Of the many types of contention for network bandwidth, this is one of the easier types of contention to address in general. By using the SFQ qdisc, traffic in a particular queue can be separated into flows, each of which will be serviced fairly (inside that queue). Well-behaved applications (and users) will find that using SFQ and ESFQ are sufficient for most sharing needs.
The Achilles heel of these fair queuing algorithms is a misbehaving user or application which opens many connections simultaneously (e.g., eMule, eDonkey, Kazaa). By creating a large number of individual flows, the application can dominate slots in the fair queuing algorithm. Restated, the fair queuing algorithm has no idea that a single application is generating the majority of the flows, and cannot penalize the user. Other methods are called for.
For many administrators this is the ideal method of dividing bandwidth amongst their users. Unfortunately, there is no easy solution, and it becomes increasingly complex with the number of machine sharing a network link.

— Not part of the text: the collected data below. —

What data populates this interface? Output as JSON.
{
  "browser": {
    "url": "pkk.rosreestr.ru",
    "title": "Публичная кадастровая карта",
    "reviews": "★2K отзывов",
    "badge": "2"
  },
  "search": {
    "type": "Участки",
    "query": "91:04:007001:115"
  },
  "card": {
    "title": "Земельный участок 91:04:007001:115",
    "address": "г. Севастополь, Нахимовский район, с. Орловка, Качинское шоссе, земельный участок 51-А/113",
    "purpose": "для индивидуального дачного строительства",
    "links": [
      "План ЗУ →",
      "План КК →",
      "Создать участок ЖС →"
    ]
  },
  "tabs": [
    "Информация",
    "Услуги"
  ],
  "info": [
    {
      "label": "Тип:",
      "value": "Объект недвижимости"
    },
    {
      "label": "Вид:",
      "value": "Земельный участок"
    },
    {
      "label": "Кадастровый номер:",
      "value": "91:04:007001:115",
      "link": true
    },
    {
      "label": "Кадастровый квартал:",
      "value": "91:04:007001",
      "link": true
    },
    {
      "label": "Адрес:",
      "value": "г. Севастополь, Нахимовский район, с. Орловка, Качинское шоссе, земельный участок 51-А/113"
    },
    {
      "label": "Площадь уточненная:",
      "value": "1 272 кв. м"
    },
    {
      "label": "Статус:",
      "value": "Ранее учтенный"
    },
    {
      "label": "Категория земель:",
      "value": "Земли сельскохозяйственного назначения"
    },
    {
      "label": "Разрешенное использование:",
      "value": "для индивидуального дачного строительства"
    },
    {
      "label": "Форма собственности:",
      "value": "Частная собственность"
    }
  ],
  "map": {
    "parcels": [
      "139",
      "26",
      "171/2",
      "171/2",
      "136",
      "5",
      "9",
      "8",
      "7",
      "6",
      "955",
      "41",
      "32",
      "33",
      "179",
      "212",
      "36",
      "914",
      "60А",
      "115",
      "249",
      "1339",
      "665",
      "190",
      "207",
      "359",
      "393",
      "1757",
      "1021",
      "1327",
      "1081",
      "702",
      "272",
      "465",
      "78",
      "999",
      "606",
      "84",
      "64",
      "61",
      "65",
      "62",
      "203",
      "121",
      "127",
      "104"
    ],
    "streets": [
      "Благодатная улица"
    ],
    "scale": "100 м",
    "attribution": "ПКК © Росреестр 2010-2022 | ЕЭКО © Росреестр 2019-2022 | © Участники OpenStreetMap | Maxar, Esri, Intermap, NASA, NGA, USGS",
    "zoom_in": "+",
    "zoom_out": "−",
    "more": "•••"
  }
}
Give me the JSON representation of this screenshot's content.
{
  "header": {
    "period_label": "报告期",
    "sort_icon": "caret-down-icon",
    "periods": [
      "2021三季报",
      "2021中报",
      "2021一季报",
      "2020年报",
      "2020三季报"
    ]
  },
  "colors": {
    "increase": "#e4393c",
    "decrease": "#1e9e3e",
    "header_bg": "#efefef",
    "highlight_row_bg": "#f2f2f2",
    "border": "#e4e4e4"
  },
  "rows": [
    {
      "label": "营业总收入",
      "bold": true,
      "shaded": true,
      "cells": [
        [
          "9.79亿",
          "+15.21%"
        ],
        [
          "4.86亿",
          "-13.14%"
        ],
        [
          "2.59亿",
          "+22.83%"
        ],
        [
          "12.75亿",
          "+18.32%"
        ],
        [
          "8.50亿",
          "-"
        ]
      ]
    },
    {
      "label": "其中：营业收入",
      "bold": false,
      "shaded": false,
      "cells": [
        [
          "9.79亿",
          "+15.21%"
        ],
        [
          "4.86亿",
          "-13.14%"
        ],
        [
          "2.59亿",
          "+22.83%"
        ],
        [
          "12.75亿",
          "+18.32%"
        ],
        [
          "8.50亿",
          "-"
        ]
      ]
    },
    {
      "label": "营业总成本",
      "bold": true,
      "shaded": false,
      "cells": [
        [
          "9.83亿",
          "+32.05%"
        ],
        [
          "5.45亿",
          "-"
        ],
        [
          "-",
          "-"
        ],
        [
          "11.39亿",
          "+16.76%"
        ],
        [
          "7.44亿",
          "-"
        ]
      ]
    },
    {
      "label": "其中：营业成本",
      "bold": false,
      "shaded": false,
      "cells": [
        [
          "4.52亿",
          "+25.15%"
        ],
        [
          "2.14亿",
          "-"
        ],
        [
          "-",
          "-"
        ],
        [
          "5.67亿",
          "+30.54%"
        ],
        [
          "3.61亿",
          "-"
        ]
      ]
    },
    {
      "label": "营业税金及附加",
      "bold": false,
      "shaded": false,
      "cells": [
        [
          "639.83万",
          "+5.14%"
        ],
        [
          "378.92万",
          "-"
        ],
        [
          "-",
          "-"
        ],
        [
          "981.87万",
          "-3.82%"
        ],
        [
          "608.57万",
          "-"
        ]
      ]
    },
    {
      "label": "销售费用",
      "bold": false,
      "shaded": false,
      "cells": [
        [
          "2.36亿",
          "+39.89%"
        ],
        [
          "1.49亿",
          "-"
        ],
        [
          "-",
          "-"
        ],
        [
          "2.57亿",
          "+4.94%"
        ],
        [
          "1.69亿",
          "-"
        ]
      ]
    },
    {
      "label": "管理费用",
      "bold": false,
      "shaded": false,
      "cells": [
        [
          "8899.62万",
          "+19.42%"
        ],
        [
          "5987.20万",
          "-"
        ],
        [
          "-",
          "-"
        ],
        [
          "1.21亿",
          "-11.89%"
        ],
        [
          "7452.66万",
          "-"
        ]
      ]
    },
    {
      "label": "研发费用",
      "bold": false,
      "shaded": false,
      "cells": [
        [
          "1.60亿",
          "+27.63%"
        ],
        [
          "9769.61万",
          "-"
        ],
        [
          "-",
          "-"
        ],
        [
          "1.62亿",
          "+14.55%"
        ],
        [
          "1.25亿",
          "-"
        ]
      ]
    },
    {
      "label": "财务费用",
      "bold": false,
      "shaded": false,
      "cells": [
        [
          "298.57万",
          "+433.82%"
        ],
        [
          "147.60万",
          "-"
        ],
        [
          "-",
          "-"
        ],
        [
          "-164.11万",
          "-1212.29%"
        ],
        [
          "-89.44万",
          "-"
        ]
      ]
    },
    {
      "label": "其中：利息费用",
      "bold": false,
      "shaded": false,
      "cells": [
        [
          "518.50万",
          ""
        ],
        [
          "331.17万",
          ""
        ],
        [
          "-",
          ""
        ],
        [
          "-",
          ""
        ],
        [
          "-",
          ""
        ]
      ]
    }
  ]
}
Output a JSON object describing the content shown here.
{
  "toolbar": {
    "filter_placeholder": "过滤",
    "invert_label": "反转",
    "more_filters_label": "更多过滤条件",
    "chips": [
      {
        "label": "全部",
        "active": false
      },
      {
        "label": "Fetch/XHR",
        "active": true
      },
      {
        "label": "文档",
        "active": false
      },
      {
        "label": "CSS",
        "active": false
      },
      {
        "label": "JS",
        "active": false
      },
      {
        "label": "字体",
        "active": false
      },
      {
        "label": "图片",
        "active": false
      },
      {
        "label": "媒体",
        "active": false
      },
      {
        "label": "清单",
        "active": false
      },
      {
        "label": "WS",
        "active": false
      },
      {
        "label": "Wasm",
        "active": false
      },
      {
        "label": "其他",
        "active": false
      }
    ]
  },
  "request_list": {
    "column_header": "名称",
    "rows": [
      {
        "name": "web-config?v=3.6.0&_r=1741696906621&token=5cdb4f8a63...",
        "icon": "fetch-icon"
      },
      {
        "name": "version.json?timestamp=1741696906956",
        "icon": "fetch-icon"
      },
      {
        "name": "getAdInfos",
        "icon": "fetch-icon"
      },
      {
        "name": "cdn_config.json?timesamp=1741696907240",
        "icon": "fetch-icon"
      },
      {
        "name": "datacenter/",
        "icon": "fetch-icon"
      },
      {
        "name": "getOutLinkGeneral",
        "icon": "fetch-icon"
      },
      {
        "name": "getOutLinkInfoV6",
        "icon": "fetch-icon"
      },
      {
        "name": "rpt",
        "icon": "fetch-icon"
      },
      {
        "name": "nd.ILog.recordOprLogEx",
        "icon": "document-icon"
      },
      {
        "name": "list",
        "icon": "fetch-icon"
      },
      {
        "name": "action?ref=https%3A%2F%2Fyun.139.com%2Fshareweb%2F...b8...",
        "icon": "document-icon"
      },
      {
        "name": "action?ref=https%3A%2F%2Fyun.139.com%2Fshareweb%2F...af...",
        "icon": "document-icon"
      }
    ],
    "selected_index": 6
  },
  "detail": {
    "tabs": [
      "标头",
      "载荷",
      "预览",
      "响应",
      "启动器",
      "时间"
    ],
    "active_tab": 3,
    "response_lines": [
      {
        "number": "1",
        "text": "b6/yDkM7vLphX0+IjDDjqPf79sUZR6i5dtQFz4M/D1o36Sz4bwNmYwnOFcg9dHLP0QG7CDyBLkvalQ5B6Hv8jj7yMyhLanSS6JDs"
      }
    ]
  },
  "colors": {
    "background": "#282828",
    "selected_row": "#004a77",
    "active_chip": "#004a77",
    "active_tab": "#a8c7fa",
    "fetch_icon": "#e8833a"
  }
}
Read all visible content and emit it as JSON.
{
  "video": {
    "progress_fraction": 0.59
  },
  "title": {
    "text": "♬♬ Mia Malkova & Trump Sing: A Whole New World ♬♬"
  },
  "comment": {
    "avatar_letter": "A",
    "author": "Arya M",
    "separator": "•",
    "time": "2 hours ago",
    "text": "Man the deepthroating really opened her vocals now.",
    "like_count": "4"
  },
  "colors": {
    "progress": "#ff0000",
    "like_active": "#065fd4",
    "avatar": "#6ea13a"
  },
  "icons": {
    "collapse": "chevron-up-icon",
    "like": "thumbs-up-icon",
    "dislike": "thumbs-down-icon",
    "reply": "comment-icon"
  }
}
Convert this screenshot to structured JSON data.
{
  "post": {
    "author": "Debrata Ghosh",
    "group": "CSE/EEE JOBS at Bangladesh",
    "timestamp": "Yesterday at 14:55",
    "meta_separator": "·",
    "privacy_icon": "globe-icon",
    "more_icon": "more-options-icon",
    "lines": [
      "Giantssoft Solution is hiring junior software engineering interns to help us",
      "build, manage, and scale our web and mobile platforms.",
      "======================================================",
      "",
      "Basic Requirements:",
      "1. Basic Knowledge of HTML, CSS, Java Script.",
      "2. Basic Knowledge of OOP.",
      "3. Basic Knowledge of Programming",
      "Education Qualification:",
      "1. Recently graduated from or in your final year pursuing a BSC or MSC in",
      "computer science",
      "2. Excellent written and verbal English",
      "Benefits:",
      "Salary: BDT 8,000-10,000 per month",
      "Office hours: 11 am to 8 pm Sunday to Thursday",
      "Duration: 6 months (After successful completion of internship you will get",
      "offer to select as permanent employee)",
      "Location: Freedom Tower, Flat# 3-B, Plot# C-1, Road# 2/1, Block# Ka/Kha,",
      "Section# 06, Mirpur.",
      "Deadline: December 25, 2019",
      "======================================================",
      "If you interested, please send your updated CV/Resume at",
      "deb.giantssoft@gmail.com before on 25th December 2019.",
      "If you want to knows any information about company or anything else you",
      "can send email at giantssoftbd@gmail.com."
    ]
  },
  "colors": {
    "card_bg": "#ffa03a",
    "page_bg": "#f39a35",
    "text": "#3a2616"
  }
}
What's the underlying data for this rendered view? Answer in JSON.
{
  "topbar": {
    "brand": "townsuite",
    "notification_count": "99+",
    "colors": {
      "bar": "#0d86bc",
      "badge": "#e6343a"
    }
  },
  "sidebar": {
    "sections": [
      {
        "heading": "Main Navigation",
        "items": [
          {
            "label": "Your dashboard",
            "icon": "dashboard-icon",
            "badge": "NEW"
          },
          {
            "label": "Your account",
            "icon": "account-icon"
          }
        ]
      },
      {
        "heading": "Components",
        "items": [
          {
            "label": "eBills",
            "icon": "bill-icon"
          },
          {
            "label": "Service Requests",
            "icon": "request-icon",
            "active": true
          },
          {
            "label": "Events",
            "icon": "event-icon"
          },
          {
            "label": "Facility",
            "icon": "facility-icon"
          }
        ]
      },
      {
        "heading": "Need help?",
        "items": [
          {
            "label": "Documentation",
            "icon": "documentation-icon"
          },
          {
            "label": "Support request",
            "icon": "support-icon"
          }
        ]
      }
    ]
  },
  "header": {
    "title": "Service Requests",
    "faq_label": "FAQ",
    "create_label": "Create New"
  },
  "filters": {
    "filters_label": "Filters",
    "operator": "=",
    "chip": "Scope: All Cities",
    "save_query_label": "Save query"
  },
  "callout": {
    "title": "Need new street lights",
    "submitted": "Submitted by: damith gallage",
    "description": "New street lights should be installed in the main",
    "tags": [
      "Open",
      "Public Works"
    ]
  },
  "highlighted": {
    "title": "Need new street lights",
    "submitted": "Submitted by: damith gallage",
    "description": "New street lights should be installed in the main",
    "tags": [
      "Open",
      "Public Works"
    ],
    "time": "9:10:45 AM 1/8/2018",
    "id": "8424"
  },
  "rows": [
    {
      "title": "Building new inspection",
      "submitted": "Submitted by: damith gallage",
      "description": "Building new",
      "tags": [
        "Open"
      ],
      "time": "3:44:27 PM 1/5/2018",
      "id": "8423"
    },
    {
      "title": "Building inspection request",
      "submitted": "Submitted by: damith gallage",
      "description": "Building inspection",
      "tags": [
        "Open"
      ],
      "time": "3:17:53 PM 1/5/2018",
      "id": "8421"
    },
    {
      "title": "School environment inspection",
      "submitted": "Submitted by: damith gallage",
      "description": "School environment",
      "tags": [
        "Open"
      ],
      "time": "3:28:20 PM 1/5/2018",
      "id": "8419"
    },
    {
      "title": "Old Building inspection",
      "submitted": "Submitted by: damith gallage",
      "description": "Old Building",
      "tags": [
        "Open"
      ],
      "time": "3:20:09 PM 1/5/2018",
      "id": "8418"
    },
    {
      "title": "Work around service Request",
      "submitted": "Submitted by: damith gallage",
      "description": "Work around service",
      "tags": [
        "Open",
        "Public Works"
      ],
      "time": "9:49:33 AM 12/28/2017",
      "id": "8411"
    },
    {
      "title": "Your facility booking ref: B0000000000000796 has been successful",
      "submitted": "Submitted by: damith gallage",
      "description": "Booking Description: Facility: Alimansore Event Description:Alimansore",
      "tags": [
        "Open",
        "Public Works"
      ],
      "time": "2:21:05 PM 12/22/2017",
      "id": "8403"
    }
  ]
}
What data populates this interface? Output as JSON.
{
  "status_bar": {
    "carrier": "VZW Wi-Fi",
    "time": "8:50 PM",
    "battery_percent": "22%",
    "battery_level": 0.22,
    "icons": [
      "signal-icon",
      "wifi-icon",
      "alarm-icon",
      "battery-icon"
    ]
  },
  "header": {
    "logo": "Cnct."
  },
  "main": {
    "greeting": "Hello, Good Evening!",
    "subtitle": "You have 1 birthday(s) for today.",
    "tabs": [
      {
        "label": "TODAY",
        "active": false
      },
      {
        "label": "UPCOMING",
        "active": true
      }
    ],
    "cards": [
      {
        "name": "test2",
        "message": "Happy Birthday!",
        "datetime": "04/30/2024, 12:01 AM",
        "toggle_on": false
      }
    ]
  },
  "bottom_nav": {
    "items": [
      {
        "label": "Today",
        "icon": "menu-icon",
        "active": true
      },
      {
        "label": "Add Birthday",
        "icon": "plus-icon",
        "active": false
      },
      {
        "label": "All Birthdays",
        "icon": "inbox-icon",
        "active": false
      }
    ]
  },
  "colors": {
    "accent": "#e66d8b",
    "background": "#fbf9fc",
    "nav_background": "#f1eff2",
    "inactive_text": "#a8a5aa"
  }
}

To divide bandwidth equitably between N IP addresses, there must be N classes.
In fact, the Intermediate Queuing Device (IMQ) simulates an output device onto which traffic control structures can be attached. This clever solution allows a networking device to shape ingress traffic in the same fashion as egress traffic. Despite the apparent contradiction of the rule, IMQ appears as a device to the kernel. Thus, there has been no violation of the rule, but rather a sneaky reinterpretation of that rule.